Dr. İlknur GENÇOĞLU YILDIRIM
İşlevselci Yaklaşım
İşlevselcilere göre, hızlı endüstrileşme ile birlikte ekonomik sistemde meydana gelen değişimler diğer temel fonksiyonların yerine getirilmemesine yol açarak toplumsal düzenin bozulmasına neden olmaktadır. Ekonomik sistemdeki bu tür aksaklıklar sonucunda yoksullar ve zenginler arasındaki fark artmaktadır.
İşlevselcilere göre yoksulluk, toplum içerisinde hem pozitif hem negatif işlevleri yerine getirmektedir.
Pozitif İşlevler
1. Yoksullar, kimsenin çalışmak istemediği işlerde çalışırlar.
2. Yoksullar, iyi bir eğitim ve iyi bir iş fırsatına sahip olamadıkları için rekabete giremezler.
3. Yoksullar, kötü kaderlerinden dolayı çalışamaz durumdadırlar.

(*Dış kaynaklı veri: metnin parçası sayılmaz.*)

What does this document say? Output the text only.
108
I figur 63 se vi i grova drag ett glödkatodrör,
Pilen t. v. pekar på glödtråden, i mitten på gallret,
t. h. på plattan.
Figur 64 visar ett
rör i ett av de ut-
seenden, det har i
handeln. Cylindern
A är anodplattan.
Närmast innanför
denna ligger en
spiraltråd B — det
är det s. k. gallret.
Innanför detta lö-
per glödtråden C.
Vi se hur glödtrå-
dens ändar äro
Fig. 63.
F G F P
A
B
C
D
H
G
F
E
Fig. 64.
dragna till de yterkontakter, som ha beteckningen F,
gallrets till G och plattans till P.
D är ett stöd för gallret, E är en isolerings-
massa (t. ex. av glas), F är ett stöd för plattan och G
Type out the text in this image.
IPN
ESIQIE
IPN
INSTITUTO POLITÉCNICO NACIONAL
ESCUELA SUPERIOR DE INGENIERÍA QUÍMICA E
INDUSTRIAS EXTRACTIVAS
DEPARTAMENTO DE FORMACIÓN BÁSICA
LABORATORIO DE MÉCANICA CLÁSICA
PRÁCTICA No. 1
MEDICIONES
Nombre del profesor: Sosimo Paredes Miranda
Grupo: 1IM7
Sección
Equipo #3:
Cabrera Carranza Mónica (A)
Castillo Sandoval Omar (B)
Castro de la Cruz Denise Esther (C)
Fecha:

4. Yoksullar, hizmetçilik garsonluk gibi günlük isleri yaparak zenginlerin hayatlarını kolaylaştırıcı faaliyetlerde bulunurlar.
Negatif İşlevler
Yoksulluk, kadınların, erkeklerin ve çocukların hem ekonomik statülerini etkilemekte hem de onların sosyal, psikolojik ve fiziksel iyilik durumlarını etkilemektedir. Toplumda oluşabilecek şiddetli bozulmaları engellemek amacıyla kamu harcamalarına ağırlık verilmesi ekonomide tükenmelere neden olmaktadır.
Çatışmacı Yaklaşım
Bu yaklaşıma göre yoksulluk, neta ve üst tabakaların çıkarlarına hizmet ettiği için mevcuttur. Yoksullar, toplumun istemediği ve güç gerektiren düşük ücretli, geçici ve iş güvencesi olmayan işlerde çalışırlar. Yönetici sınıf, daha çok kâr elde etmek ve daha zengin bir yaşam sürmek için onlara düşük ücret öderler.
Etkileşimci Yaklaşım
İnançların ve tutumların davranışlar üzerindeki etkilerini araştıran etkileşimler, yoksul ve zengin insanların kendi dünyalarını tanımlamalarındaki kültürel farklılıklara dikkat çekmektedir. Yoksulluk kültürü, “başarı, sıkı çalışma ve kendine güvenin karşıtı olan kadercilik ve tevekkül” ile nitelendirilen bir kültürel ortamdır. Etkileşimci bakış açısı, yoksulluğu, yoksul insanları psikolojik olduğu kadar ekonomik ve toplumsal olarak da incelemektedir. Onlara göre yoksulluk, mutlak yoksulluğun giderilmesiyle ya da yoksul ailelerin çocukları için daha fazla fırsatlar yaratılması ve böylelikle tüm eşitsizliklerin azaltılması yoluyla sonlandırılabilir.
Feminist Yaklaşım
Feministler, toplum içerisinde özellikle kadınların ve çocukların aile yapısındaki değişimlerden, çocuklarını yalnız büyüten annelerin sayısındaki artıştan ve kadınların ekonomik olarak güçsüz durumda olmalarından dolayı yoksullukla karşı karşıya kaldıklarını ileri sürerler
Yoksullukla Mücadele
Küresel bir sorun olan yoksulluk ile mücadele etmek için ulusal ve uluslararası politikalar geliştirilmeye ve uygulanmaya çalışılmaktadır. Yoksullukla mücadele programları, dolaylı politikalar ve dolaysız politikalar olmak üzere iki yaklaşım içinde toplanır:
Dolaylı Politikalar
Ekonomik büyüme ile ilişkilidir. Ekonomik büyümenin, yoksulluğun azaltılmasında oldukça etkili bir etmen olduğu kabul edilir.
Dolaysız Politikalar
Yoksullukla dolaysız olarak mücadele yolları arasında, “Kamu kesimi yoluyla piyasa gelir dağılımına müdahale edip, gelir ve kaynak dağılımını piyasa dışı mekanizmalarla yoksullar lehine değiştirmek” en sıklıkla uygulanan yöntemlerden biridir.